For one of our clients we’re deploying an application to multiple application instances on Amazon EC2. All the applications need access to three things: credentials, certificates and services.
To connect to the database server and Amazon S3 the application needs access to usernames and passwords. Server certificates are used in Apache and client certificates are used to communicate with external API’s. Finally we have a custom daemon that generates TLS client certificates called Certificate Depot.
We want to keep these three things as safe as possible without making frequent and automated deployment difficult. Our solution is to keep all the secret stuff in one location and only allow one point of entry.
We use a small EC2 instance as a little vault. Let’s call it the “secure instance”. The secure instance only runs an SSH daemon and Certificate Depot. A firewall blocks all connections, except on the SSH port. All communication with the secure instance goes over SSH. All data on the instance is stored on encrypted EBS volumes.

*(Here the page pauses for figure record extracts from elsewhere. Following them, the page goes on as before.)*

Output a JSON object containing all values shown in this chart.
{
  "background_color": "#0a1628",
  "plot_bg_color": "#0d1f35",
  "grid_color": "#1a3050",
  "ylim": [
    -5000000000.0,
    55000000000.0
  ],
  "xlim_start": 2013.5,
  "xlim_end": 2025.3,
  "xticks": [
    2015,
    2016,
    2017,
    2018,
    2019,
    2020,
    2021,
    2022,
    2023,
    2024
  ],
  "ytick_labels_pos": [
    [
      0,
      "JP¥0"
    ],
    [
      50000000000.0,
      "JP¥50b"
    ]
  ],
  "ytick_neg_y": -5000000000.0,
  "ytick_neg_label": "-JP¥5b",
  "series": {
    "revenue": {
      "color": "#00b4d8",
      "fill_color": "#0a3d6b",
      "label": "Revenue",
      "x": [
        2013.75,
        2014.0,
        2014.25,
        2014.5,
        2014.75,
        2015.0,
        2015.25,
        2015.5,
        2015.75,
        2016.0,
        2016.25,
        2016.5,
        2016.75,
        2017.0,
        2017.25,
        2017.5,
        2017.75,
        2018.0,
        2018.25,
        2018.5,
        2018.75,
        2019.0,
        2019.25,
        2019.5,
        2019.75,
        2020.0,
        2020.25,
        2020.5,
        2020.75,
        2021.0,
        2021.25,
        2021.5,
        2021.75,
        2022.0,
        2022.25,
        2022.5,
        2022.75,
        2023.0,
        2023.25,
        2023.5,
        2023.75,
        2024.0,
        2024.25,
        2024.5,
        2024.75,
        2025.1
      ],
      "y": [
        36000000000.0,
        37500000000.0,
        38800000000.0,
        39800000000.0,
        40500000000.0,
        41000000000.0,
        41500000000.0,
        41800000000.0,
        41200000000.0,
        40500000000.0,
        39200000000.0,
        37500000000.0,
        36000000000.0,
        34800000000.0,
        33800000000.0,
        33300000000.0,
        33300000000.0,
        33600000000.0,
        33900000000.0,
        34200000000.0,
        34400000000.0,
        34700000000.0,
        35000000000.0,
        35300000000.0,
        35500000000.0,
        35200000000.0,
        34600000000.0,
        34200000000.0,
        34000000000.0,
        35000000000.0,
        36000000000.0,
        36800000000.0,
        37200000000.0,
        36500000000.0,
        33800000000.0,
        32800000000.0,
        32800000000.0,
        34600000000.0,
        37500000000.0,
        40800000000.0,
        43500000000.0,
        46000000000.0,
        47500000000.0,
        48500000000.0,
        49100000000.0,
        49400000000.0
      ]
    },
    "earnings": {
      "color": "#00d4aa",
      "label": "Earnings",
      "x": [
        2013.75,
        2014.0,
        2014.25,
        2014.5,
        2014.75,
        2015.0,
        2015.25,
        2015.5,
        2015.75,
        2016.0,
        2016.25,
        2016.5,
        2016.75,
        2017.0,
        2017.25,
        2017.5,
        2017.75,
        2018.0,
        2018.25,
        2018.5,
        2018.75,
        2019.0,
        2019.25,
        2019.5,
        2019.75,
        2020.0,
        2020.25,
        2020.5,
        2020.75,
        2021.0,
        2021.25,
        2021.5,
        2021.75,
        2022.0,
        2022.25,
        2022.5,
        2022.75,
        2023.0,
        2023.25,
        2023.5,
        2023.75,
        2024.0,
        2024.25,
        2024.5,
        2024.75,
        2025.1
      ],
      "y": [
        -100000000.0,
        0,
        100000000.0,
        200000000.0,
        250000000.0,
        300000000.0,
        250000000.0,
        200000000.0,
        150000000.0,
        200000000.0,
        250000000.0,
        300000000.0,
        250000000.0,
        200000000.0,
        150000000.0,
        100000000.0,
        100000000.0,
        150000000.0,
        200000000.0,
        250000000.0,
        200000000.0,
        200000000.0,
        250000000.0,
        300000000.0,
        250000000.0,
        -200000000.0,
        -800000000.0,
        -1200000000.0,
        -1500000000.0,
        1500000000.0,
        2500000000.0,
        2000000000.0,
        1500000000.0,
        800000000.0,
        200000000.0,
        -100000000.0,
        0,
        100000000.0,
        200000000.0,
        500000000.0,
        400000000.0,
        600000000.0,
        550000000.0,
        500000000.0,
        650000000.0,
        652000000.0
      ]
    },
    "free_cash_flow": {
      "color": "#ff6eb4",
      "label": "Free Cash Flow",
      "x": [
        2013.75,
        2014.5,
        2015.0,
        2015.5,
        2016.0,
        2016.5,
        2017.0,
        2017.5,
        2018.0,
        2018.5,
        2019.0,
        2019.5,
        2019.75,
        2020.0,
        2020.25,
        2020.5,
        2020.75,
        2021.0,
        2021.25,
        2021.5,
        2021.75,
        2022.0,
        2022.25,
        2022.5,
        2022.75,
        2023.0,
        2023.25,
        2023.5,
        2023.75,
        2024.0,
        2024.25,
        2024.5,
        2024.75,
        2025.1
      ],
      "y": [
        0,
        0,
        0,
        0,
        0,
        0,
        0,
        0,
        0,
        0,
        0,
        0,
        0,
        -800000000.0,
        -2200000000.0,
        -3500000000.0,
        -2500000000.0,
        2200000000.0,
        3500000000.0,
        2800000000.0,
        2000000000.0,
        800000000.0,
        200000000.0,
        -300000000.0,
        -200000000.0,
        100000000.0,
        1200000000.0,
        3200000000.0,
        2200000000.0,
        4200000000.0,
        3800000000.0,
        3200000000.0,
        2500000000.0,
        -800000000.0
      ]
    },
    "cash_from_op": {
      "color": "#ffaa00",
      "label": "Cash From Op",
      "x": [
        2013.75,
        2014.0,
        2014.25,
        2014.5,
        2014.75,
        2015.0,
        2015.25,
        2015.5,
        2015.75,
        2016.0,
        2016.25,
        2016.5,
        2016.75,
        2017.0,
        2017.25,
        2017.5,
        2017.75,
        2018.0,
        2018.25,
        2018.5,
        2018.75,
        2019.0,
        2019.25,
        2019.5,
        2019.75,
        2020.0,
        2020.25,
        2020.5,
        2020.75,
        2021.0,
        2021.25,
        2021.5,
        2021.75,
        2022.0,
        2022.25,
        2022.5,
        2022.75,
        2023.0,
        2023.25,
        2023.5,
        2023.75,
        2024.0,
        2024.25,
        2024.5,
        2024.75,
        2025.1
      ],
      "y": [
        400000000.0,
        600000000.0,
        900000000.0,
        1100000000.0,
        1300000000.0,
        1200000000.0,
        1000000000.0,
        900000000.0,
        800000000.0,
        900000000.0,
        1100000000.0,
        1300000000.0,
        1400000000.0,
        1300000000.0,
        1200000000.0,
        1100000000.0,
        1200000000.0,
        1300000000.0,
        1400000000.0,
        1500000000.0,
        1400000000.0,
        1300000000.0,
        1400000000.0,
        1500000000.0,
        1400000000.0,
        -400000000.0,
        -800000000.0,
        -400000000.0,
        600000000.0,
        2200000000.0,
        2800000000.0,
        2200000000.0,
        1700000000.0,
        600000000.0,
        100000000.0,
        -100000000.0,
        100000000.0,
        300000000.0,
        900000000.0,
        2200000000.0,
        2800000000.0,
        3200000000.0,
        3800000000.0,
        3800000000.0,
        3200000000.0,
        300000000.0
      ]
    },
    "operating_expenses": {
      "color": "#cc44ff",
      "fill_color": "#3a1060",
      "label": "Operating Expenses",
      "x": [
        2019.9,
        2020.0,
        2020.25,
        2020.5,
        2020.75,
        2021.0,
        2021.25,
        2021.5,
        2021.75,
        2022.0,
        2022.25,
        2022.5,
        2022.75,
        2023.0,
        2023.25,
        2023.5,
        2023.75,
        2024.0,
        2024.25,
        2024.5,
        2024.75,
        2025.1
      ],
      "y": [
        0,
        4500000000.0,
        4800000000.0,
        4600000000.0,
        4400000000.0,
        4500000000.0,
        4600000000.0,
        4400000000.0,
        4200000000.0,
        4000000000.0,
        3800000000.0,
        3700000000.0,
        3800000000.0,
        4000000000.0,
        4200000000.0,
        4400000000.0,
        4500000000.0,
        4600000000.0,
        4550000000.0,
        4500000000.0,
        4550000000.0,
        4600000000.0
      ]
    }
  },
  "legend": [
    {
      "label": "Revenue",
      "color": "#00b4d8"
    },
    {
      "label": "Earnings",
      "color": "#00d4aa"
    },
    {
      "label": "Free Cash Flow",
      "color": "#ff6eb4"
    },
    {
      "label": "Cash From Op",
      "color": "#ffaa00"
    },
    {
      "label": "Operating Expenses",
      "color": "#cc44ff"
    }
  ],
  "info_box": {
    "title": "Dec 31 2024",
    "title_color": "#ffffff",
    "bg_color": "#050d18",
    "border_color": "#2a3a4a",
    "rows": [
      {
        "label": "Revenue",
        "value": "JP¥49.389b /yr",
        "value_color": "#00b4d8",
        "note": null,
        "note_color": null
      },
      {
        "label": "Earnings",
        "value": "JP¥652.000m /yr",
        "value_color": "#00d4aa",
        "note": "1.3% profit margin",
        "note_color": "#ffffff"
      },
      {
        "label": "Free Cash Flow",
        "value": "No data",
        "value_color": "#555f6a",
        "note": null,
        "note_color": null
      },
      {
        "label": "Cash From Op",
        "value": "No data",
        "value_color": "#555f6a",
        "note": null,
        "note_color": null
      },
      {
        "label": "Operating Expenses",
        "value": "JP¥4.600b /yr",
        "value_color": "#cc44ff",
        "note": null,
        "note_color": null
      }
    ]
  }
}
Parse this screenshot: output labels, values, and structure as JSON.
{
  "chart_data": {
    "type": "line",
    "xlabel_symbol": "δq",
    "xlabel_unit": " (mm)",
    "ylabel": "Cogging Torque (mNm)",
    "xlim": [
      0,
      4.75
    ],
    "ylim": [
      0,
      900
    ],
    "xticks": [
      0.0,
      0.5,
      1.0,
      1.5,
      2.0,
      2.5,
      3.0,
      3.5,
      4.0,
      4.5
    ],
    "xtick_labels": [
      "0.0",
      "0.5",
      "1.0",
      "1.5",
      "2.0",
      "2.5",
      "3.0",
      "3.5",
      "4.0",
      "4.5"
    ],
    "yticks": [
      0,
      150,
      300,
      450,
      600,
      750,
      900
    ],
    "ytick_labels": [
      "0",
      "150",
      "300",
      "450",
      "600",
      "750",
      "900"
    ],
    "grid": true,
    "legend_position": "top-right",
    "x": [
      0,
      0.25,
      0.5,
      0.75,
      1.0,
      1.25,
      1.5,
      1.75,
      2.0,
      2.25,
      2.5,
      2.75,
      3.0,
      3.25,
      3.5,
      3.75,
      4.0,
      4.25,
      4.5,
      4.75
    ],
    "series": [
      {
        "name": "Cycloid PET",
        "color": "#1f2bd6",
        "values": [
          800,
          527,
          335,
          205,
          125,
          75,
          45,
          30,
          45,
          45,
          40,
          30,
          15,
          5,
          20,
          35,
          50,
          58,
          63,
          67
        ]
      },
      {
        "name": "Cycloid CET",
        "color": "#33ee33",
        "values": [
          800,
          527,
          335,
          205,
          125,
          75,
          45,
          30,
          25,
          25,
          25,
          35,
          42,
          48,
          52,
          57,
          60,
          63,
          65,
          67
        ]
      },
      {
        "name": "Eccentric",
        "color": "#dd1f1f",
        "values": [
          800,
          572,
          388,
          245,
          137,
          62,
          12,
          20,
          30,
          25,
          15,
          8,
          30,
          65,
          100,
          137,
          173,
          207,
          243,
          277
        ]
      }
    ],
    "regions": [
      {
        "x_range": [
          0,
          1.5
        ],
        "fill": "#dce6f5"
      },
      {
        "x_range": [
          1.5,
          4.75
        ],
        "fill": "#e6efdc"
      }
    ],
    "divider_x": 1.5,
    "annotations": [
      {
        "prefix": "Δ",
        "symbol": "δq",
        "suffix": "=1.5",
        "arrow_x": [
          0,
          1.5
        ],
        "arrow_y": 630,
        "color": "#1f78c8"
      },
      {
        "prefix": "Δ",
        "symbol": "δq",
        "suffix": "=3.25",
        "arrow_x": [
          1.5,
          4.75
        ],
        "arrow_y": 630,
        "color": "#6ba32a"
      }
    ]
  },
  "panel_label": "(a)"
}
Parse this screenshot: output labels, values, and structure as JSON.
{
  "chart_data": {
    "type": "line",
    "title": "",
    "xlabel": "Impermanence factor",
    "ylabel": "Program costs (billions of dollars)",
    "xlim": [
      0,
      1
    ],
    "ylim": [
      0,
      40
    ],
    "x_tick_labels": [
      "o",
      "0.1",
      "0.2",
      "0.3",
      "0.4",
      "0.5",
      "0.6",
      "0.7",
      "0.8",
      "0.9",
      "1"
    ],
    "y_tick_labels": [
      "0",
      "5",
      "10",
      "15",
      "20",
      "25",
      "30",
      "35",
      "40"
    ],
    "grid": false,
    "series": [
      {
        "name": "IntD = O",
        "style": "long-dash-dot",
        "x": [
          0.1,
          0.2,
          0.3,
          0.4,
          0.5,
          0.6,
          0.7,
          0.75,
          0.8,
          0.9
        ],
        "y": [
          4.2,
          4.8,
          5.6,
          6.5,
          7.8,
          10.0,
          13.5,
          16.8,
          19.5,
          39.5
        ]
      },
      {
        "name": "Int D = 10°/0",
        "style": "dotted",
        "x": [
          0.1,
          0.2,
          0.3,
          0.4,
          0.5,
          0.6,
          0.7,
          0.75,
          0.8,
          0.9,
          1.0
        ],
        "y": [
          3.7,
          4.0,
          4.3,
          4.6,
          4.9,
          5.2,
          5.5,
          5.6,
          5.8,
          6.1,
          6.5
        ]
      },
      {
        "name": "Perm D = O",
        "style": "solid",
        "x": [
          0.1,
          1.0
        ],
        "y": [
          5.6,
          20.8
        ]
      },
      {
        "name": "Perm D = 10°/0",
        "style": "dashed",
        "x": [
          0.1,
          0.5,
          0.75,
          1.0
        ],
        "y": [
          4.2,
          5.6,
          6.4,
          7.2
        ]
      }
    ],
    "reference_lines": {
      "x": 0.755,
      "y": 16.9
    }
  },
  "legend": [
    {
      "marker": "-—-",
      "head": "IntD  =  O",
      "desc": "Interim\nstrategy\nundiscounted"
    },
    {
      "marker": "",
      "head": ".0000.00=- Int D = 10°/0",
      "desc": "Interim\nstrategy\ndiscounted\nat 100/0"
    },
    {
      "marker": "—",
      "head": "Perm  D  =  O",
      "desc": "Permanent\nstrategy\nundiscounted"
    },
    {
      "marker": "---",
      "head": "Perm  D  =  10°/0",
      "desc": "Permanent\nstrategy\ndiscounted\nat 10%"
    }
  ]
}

When a brand new application instance is booted it needs access to credentials and certificates so it can configure itself. This is done by temporarily uploading an SSH key to the application instance. The key allows a non-privileged user to connect to the secure instance. Once the app instance has everything it needs from the secure instances the key is deleted.
We wanted to keep the Certificate Depot code base small so we didn’t implement any authentication or authorization. We solve this at the network level. Certificate Depot only listens to localhost. Application instances access the Depot through an SSH tunnel to the secure instance.
By keeping the architecture simple we achieve what I like to call Security Through Clarity. The secure instance key is only needed when booting up new application or secure instances so only a few people need access to it. The single point of entry makes the secure instance less vulnerable to attacks. Credentials and certificates only need to be kept on the secure instance and a secure backup so they’re less likely to be leaked by sysadmins or developers.
When the secure instance key, credentials, or certificates are lost replacing them is straightforward because their owners and location are well defined.